A Paz só se pode tornar efectiva no coração e nas acções dos cidadãos se as pessoas acreditarem no futuro e forem chamadas a participar de forma clara neste projecto. Se os cidadãos não vislumbrarem um projecto de futuro não conseguirão imaginar este mesmo futuro porque a sua condição de vida não permite ser optimista. As pessoas apenas colaboram quando existe uma plataforma de entendimento que é protegida pelo primado do Direito e onde seja respeitado o pluralismo de opiniões. Os cidadãos têm que acreditar que o tempo é de paz. Tudo deve traduzir esta intenção. Um dos handicaps da nossa paz é também a incapacidade de terem sido alterados os nossos símbolos nacionais. Os símbolos nacionais devem representar todos os cidadãos, a pluralidade cultural e a diversidade política. No nosso caso faz ainda mais sentido. Depois de estabelecido o acordo de paz do Luena, era imperativo encontrar símbolos que identificassem um novo caminho, uma nova linguagem, uma união nacional e um significado plausível de reconciliação.

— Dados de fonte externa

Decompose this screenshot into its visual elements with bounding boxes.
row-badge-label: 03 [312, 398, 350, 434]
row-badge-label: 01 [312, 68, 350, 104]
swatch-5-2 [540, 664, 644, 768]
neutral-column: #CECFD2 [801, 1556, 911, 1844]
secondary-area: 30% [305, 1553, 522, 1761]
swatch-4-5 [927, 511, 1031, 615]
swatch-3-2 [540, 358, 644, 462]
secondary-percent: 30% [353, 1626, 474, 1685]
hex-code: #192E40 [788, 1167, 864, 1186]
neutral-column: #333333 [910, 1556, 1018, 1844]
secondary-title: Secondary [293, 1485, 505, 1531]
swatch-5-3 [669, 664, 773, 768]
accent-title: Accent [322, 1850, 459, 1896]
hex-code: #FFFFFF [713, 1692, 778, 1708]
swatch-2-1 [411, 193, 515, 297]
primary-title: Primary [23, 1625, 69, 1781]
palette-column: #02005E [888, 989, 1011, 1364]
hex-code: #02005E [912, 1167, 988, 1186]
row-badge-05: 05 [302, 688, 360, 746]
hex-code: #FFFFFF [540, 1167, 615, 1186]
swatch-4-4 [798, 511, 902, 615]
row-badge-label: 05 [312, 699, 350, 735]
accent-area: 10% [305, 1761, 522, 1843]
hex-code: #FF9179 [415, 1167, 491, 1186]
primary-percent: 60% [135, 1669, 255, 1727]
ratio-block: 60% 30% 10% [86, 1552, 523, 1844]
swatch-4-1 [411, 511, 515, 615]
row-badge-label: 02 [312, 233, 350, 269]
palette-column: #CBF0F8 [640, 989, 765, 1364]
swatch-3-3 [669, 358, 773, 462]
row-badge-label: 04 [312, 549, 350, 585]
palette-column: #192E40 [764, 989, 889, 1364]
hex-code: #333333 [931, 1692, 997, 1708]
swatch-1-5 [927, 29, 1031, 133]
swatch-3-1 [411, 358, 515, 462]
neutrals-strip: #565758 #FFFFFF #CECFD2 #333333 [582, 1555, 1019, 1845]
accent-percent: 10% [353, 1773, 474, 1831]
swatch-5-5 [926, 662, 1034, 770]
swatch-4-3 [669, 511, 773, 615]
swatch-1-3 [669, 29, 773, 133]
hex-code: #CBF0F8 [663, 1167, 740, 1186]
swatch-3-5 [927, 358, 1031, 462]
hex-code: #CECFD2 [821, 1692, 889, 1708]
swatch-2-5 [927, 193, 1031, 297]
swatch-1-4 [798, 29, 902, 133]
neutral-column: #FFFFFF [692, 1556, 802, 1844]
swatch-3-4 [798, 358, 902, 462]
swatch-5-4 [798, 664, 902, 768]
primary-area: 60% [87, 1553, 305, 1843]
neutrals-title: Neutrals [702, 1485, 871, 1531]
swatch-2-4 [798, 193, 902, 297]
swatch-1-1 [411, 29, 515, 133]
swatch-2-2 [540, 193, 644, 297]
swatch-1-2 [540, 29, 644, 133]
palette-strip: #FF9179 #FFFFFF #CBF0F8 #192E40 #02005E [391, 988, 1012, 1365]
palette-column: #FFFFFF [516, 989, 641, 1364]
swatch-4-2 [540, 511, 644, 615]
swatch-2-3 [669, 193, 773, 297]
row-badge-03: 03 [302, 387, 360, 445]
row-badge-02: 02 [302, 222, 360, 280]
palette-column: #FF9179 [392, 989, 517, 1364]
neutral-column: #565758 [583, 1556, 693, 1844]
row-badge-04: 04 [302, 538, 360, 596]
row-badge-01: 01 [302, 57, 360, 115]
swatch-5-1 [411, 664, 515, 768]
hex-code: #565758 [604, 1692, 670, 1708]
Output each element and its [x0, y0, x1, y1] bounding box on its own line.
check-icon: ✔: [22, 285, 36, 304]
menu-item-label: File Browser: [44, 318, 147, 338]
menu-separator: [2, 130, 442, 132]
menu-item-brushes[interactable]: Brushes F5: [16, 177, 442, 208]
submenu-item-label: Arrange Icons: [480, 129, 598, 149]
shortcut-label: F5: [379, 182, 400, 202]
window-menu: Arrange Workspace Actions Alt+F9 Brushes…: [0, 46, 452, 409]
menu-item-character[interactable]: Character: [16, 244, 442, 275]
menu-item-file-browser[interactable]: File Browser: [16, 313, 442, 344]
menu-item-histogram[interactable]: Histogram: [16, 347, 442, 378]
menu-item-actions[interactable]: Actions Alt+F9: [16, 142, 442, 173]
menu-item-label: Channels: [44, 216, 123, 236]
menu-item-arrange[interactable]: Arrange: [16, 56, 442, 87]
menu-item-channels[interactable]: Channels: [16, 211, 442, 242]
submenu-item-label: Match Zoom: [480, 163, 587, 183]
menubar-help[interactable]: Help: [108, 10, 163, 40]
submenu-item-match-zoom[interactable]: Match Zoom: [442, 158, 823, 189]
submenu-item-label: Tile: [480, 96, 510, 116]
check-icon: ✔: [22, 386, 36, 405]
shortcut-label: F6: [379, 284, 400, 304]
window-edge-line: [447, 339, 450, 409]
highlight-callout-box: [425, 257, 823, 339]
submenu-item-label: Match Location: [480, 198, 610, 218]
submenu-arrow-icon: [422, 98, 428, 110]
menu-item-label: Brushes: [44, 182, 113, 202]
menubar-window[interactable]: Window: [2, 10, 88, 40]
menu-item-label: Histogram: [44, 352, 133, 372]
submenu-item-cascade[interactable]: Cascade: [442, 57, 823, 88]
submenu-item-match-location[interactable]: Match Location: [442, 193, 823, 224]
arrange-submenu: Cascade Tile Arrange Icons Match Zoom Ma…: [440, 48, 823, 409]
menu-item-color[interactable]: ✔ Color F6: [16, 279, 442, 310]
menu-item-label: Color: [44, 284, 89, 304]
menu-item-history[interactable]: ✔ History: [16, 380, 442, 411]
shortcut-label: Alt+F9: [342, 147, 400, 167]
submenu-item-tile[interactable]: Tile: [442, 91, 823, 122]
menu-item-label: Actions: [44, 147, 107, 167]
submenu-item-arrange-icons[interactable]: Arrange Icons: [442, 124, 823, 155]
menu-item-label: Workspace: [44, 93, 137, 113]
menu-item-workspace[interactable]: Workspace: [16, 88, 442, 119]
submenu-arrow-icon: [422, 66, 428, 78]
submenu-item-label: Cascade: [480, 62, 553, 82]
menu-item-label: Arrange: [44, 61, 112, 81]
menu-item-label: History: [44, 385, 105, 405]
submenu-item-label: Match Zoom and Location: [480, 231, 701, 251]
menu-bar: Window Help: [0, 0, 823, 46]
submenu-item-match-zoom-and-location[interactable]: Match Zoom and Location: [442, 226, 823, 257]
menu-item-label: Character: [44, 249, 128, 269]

Temos assistido a um desempenho vergonhoso da comunicação pública e de alguma imprensa privada. Os órgãos de comunicação públicos, são os que maior relevo devem desempenhar na Educação e Promoção de uma Cultura de Paz. Mas entre nós o que assistimos quase todos os dias é ao desenterrar de um passado que todos julgávamos morte ao abrigo do Acordo do Luena, mas qua afinal volta e meia surge para abanar os machados da guerra de forma vulgar. O Jornal de Angola nas últimas semanas teve a coragem de associar o rapto do grupo Boko Haram com os raptos feitos pela UNITA durante a guerra. Apenas a título de exemplo. Uma UNITA que agora é urbana, tem assento no Parlamento, não tem qualquer capacidade lógica de regressar a um teatro de guerra mas ainda assim o JA todos os dias insiste nesta tecla. Será isto a promoção institucional de uma cultura de paz? Por outro lado a própria UNITA que deve ter um comportamento urbano e responsável utiliza a Rádio Despertar, que não é uma rádio partidária, mas sim uma Rádio comercial para atacar de forma primária e deselegante os dirigentes do MPLA. Será esta uma forma de resposta inteligente e promotora de paz, por parte do maior partido da oposição? Como construir a paz num ambiente de permanente hostilidade? Como olhar para o actual adversário político como um parceiro se eu o trato como um criminoso? Será que a guerra em Angola apenas tem um lado que errou? Isto não faz qualquer sentido. Estamos lentamente a caminhar para uma nação desconfiada e órfã de um sentimento de confiança. Eu sou independente e por isso não posso aceitar este tipo de comportamento de uns e de outros como estando certos e sejam exemplos a seguir. Angola vive no passado em todos os sentidos. É urgente que consigamos defender um futuro que seja construído hoje e que inclua um compromisso com a paz.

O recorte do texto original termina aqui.